Usuários dos ônibus do transporte público de Curitiba estão relatando atrasos nas linhas, na manhã desta segunda-feira (9). O Sindicato dos Motoristas e Cobradores de Ônibus de Curitiba e Região Metropolitana informou que os trabalhadores estão em assembleia.


De acordo com o sindicato, a Urbanização de Curitiba (Urbs) não repassou o pagamento, desde sexta-feira (6). Com isso, motoristas e cobradores se reuniram para discutir a situação, nesta segunda.

Após a realização das assembleias, os trabalhadores aprovaram indicativo de greve. Isso significa que o serviço está mantido, mas pode sofrer uma paralisação caso a situação não mude.

O sindicato informou que algumas linhas podem sofrer atrasos durante toda a manhã desta segunda-feira.


A Urbs informou que aguarda aprovação da Câmara de Curitiba de suplementação orçamentária além de repasse de subsídio do governo do estado para fazer os repasses às empresas. Leia a nota a seguir na íntegra.

Nota da Urbs

"A Urbanização de Curitiba (Urbs) aguarda a aprovação, pela Câmara Municipal de Curitiba (CMC), do projeto de suplementação orçamentária de R$ 174 milhões, que será usado, em sua maior parte, para fazer frente ao déficit do sistema em 2022. O município também aguarda o repasse de subsídio ao transporte coletivo por meio do convênio com o Governo do Estado, o que deve ocorrer até meados da semana.

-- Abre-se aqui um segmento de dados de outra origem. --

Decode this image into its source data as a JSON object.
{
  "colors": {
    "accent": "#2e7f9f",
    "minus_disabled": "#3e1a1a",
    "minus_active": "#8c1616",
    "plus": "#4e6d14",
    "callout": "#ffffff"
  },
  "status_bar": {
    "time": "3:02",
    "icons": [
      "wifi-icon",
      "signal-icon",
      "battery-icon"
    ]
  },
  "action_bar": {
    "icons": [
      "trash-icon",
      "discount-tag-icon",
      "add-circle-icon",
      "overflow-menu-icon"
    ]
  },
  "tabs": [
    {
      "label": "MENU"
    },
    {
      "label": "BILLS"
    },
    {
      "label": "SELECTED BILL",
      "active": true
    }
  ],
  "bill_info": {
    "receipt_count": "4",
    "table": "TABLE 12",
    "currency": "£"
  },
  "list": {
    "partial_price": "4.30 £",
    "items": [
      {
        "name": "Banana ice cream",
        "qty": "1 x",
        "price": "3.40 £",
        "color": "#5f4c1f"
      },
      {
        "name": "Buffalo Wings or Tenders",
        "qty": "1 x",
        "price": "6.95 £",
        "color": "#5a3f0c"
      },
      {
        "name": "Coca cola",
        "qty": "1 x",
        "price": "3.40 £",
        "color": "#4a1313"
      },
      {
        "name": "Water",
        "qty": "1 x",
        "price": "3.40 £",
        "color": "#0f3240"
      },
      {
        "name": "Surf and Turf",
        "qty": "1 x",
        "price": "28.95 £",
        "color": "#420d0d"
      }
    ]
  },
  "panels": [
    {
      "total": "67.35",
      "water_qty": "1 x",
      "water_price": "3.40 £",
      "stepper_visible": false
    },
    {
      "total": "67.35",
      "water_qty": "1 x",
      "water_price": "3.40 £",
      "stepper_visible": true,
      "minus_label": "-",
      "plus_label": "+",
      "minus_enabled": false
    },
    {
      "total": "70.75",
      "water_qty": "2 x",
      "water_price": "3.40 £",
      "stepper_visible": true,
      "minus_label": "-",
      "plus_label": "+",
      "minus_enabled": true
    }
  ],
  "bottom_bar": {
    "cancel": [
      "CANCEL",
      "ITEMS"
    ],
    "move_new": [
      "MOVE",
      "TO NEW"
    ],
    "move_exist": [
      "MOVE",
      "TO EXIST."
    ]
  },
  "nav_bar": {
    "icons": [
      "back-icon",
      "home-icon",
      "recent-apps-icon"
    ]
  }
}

A Urbs reitera que tem feito esforços para acelerar os dois projetos e assim evitar atrasos nos repasses às empresas por conta do déficit financeiro no sistema. O transporte coletivo prevê um déficit de R$ 154 milhões em 2022, gerado pela diferença entre a tarifa técnica – que é a efetivamente paga às empresas – e a social, paga pelo usuário, de R$ 5,50. A diferença é coberta por subsídio do poder público. A tarifa técnica, em abril, foi de R$ 7.


A empresa também ressalta que o transporte coletivo é um serviço essencial, vital para o deslocamento de milhares de pessoas todos os dias na capital e a redistribuição de linhas entre empresas em caso de greve é uma prerrogativa de contrato e também uma forma de preservar o usuário deles ônibus da capital."